Our V is now almost 4 months old and doing well! He is tolerating me clipping his nails quite well, but it seems now I have the problem! As he gets older I am having a more difficult time distinguishing the quick from his nail shading. I tried holding a light up to the nail while my husband clips, but it is still hard. I haven't hit the quick, but I am having to clip pretty often so as to avoid them getting long. 

Could someone provide a photo perhaps of what is quick and what is shading on a v's nail? 

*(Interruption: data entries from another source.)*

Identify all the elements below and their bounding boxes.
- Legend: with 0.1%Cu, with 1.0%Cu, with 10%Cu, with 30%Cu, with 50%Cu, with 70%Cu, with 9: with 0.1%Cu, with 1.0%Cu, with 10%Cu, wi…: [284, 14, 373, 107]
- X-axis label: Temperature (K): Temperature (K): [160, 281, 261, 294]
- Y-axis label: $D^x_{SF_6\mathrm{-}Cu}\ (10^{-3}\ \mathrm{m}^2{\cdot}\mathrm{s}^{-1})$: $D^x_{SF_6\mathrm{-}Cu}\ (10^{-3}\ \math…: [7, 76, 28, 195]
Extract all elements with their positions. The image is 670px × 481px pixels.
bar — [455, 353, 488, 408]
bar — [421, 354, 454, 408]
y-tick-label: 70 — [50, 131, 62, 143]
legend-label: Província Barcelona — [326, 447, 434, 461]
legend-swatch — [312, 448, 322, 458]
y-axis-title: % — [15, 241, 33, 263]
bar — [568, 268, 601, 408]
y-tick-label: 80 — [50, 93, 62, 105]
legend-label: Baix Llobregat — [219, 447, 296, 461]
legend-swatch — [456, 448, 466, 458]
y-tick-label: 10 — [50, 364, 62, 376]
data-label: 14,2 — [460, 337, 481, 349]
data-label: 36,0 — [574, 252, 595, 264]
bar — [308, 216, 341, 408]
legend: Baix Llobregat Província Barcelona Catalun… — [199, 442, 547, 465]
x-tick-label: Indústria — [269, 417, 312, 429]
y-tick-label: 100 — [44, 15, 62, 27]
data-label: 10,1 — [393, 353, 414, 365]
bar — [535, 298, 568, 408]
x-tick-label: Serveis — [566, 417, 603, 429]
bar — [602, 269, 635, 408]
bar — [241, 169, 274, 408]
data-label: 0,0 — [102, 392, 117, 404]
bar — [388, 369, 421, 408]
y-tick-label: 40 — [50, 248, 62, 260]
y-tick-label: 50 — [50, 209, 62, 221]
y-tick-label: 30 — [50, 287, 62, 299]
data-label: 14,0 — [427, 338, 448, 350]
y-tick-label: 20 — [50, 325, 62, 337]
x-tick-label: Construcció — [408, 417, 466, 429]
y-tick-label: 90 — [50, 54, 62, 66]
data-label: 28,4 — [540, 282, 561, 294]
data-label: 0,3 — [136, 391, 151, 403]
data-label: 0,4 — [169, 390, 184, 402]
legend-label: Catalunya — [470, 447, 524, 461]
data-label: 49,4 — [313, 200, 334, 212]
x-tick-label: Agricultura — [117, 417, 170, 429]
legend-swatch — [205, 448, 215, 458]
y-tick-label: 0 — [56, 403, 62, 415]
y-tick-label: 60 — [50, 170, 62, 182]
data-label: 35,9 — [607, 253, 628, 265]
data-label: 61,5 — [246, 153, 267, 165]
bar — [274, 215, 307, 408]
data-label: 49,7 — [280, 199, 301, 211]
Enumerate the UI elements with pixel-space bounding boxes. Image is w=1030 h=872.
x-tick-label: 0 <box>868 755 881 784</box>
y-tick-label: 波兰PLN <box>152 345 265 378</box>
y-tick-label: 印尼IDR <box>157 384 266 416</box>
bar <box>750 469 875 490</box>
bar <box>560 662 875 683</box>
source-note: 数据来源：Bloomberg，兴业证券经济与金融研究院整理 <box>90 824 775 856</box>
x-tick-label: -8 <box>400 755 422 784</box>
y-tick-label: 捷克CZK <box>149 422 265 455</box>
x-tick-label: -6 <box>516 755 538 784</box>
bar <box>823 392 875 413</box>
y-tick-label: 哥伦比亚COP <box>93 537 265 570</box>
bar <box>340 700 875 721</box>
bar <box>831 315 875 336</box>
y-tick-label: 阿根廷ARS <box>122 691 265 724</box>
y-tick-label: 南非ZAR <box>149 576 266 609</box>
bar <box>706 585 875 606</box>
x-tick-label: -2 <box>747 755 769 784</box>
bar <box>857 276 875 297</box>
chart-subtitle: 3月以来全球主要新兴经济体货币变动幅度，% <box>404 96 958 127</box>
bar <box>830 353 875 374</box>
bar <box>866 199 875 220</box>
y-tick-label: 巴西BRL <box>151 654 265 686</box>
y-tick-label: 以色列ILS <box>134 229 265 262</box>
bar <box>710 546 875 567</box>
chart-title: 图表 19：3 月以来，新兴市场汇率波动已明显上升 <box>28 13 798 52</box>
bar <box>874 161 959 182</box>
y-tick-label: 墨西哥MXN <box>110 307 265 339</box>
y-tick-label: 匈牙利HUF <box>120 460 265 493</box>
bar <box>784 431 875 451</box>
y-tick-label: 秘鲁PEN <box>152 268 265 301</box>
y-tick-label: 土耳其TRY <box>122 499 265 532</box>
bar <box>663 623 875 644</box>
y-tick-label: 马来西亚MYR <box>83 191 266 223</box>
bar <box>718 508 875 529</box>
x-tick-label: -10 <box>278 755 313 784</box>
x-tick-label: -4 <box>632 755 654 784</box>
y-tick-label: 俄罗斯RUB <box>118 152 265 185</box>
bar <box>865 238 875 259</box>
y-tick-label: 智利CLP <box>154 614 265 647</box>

I know that sounds silly...


----------



## redbirddog (Apr 23, 2010)

http://redbirddog.blogspot.com/2011/08/art-of-nail-trimming.html 

Hope this is of some help.

Rod a.k.a. redbirddog


----------



## harrigab (Aug 21, 2011)

ivyvizsla said:


> Hello everyone!
> Our V is now almost 4 months old and doing well! He is tolerating me clipping his nails quite well, but it seems now I have the problem! As he gets older I am having a more difficult time distinguishing the quick from his nail shading. I tried holding a light up to the nail while my husband clips, but it is still hard. I haven't hit the quick, but I am having to clip pretty often so as to avoid them getting long.
> 
> Could someone provide a photo perhaps of what is quick and what is shading on a v's nail?
> ...


 to my mind, the only silly question is the one that remains "unasked"


----------



## Lucy Vizsla (May 19, 2008)

We have always clipped nails, but just recently we switched to the dremel and love it. They dog really like it much better too. That way you are just always taking just alittle off the top, which helps that quick move back.


----------



## harrigab (Aug 21, 2011)

I have a bosch multi-tool, an oscillating tool, that has sandpaper attachments, I might give that a whirl on Ruby, (might experiment on the kids first.....oops!)


----------



## Adelle25 (Sep 4, 2011)

Im having the same problem and ive hit the quick before, so now i have ham ready make him sit for the front and just take a tiny bit off. His really good and will sit and wait until i have done the foot. But im still worried of taking too much off. 

I might get a nail file and see how i get on with that.


----------